My old box.
An old friend of mine had recently blogged about going through his old stuff and I was inspired to dig up MY box of old stuff when I reached home in Singapore.
So when I got home tonight, I dug out the now dusty box that holds many of the nice stuff I’ve received from my friends in my schooling years. Dating as far back as 1988.

I found lots of stuff that I had forgotten I had. There was a old crumpled piece of paper with a birthday wish from my mates in junior college. And I found an old love letter from a guy who had a crush on me and he had drawn a cartoon looking picture of me! Hahaha..

The funny thing is, I felt the same way as my old friend about the old stuff. I felt detached. I felt like I was looking at the stuff of a different person, not of me.

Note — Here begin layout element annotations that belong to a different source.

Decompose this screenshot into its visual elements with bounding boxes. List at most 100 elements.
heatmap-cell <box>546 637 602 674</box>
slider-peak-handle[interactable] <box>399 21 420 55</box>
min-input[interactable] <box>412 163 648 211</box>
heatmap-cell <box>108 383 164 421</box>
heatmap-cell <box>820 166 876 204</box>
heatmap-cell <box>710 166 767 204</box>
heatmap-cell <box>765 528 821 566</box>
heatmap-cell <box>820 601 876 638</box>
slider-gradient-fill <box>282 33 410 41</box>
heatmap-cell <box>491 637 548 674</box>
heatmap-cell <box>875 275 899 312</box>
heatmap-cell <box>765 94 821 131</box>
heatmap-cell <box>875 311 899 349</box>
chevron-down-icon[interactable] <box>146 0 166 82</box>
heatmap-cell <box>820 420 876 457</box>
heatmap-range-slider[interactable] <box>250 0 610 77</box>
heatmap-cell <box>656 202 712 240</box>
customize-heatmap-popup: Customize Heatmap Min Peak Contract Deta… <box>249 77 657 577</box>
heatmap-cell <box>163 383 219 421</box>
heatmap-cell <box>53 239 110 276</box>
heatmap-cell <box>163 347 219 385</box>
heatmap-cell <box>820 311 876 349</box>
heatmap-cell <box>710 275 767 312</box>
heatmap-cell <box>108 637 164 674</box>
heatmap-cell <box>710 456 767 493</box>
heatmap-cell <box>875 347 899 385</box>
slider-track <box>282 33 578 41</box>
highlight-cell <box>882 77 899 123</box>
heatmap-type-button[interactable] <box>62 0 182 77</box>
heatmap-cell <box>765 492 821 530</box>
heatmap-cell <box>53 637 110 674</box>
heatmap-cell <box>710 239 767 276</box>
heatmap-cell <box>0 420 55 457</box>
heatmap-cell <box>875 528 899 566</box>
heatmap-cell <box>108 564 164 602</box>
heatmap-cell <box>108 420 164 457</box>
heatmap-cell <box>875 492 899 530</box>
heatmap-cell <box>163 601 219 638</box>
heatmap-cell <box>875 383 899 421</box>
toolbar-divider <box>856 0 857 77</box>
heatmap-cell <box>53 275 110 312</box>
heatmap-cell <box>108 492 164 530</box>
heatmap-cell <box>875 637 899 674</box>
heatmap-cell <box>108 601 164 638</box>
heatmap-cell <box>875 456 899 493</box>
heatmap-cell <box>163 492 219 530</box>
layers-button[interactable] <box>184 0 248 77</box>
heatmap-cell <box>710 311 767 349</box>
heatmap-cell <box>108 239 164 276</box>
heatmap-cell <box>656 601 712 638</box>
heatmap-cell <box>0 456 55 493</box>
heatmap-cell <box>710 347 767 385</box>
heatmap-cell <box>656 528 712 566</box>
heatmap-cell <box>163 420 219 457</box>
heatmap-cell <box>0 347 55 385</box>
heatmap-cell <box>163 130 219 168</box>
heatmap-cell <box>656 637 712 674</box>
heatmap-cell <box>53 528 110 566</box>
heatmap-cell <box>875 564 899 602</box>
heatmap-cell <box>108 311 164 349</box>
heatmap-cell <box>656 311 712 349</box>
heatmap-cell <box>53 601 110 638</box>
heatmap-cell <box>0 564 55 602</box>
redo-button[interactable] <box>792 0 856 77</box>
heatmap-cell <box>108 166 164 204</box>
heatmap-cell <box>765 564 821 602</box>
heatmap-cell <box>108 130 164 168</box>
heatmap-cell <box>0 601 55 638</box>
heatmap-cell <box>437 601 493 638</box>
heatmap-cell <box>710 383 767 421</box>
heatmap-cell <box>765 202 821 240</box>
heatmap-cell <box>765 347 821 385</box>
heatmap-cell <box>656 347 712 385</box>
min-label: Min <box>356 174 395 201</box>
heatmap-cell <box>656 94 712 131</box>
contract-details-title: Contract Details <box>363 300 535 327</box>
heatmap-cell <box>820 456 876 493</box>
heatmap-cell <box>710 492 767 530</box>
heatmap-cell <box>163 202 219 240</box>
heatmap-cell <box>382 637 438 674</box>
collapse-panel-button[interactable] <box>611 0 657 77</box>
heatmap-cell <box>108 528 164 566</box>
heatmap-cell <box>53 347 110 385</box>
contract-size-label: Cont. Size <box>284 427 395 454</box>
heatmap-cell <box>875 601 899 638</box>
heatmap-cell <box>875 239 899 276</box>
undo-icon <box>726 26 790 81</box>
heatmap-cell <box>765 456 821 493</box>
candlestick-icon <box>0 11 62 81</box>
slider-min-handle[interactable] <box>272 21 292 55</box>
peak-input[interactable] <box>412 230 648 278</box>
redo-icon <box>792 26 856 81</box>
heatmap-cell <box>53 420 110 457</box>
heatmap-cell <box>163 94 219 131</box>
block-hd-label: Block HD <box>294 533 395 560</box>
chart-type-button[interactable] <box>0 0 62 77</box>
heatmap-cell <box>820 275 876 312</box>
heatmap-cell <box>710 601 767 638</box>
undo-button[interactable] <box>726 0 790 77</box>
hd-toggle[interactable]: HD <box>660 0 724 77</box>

And I had a feeling of bittersweet in me.
It was sweet to be reminded that I had received so many well wishes and so many wonderful cards in my early years. I had friends that cared about me. But it was just as bitter because I realised that 70% of these people are no longer or barely in my life now.

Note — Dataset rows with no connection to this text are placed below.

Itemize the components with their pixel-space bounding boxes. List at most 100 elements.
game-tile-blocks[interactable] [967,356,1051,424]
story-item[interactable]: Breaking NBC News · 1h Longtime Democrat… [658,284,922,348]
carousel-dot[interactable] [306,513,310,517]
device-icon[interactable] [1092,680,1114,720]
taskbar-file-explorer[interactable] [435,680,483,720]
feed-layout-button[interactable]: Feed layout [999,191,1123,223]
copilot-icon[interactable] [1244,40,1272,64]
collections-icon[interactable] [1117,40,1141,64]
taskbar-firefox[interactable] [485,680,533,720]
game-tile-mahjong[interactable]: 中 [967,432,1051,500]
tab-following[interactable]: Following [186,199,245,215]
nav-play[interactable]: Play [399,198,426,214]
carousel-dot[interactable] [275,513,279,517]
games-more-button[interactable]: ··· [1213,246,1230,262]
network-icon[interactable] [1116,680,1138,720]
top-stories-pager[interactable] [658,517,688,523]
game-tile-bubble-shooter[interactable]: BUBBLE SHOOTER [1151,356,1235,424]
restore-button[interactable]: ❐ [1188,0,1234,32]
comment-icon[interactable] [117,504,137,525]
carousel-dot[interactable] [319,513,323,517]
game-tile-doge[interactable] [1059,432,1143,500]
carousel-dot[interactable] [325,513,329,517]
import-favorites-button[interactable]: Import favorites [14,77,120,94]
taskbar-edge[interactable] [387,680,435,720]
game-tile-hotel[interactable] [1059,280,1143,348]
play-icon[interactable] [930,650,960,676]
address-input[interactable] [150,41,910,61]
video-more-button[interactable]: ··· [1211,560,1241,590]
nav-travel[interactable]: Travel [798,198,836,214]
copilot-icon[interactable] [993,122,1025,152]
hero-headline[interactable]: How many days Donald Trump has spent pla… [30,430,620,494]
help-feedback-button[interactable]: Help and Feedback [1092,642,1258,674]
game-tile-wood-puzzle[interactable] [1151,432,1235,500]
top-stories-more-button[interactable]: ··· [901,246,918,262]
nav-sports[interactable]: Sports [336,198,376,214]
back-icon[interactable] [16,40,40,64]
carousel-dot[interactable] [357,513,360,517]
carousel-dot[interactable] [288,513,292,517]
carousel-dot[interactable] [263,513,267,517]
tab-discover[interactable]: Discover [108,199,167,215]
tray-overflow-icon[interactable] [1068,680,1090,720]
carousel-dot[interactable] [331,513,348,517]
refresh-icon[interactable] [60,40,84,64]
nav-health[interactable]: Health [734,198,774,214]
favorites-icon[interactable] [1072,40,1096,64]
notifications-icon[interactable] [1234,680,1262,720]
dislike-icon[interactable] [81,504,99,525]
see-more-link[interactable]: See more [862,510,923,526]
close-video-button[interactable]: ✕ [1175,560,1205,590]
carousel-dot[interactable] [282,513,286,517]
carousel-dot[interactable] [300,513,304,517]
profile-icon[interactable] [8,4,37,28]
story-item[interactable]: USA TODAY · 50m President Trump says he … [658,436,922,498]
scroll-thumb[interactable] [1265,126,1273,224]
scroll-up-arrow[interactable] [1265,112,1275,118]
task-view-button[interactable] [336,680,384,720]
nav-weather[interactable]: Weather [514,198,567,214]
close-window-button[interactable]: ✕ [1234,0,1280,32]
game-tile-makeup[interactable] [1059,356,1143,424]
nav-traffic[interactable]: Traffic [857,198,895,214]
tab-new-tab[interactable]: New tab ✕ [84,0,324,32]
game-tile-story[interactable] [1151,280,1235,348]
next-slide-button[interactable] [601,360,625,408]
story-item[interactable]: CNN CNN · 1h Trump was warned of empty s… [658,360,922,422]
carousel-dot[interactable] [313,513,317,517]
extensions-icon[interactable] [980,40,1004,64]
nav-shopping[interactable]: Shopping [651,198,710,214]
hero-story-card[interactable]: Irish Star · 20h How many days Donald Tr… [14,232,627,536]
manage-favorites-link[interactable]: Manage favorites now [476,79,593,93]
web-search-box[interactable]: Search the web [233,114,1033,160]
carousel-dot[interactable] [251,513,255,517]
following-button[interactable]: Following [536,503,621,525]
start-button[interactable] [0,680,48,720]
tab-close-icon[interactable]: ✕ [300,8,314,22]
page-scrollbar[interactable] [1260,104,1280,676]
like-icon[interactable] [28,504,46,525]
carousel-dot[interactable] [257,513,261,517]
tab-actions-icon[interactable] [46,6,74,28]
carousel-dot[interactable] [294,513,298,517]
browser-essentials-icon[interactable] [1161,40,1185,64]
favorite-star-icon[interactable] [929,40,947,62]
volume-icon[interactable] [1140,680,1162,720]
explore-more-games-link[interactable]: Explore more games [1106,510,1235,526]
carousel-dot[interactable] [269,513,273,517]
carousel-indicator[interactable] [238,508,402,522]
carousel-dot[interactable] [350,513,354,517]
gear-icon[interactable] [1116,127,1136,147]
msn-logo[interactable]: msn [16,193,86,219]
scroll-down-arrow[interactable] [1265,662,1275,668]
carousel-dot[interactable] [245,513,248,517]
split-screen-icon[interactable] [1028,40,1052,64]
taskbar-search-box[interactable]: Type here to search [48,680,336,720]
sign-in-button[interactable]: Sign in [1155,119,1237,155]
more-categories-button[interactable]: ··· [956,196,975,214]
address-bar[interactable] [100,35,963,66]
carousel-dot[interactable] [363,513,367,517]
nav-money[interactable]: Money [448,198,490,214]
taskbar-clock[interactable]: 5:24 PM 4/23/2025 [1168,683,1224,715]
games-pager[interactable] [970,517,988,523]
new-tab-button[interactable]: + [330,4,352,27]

Some of the things in this box are REALLY special. From people that I had cared heaps about. And from people whose encouragement I had thrived on as a young adult. All those “Pass It On” cards. Such tiny little cards, but filled with such warm meaningful words.
Opening my old box triggered a flood of memories and thoughts. I suddenly realised once again that friendships are incredibly fragile. People will walk in and out of our lives. And they may leave our friendship behind and cast a dark shadow over us, even when they once said they will cherish the friendship forever. But new people will walk into our lives and bring sunshine again.
I continue to believe in friendship. And my friends continue to sit on the same pedestal as my family. That’s because some of my friends have been stronger pillars in my life than my own family has been, and their unconditional support for me cannot be less important than my family’s.
To the friends who have left my life, broken my faith or lost my trust, I have moved on and have only regret that they have chosen to give up what we had shared. To the friends who are in my life and have stayed in it all these years, I love and cherish them and I will do my best to be as good a friend as I can be for them too.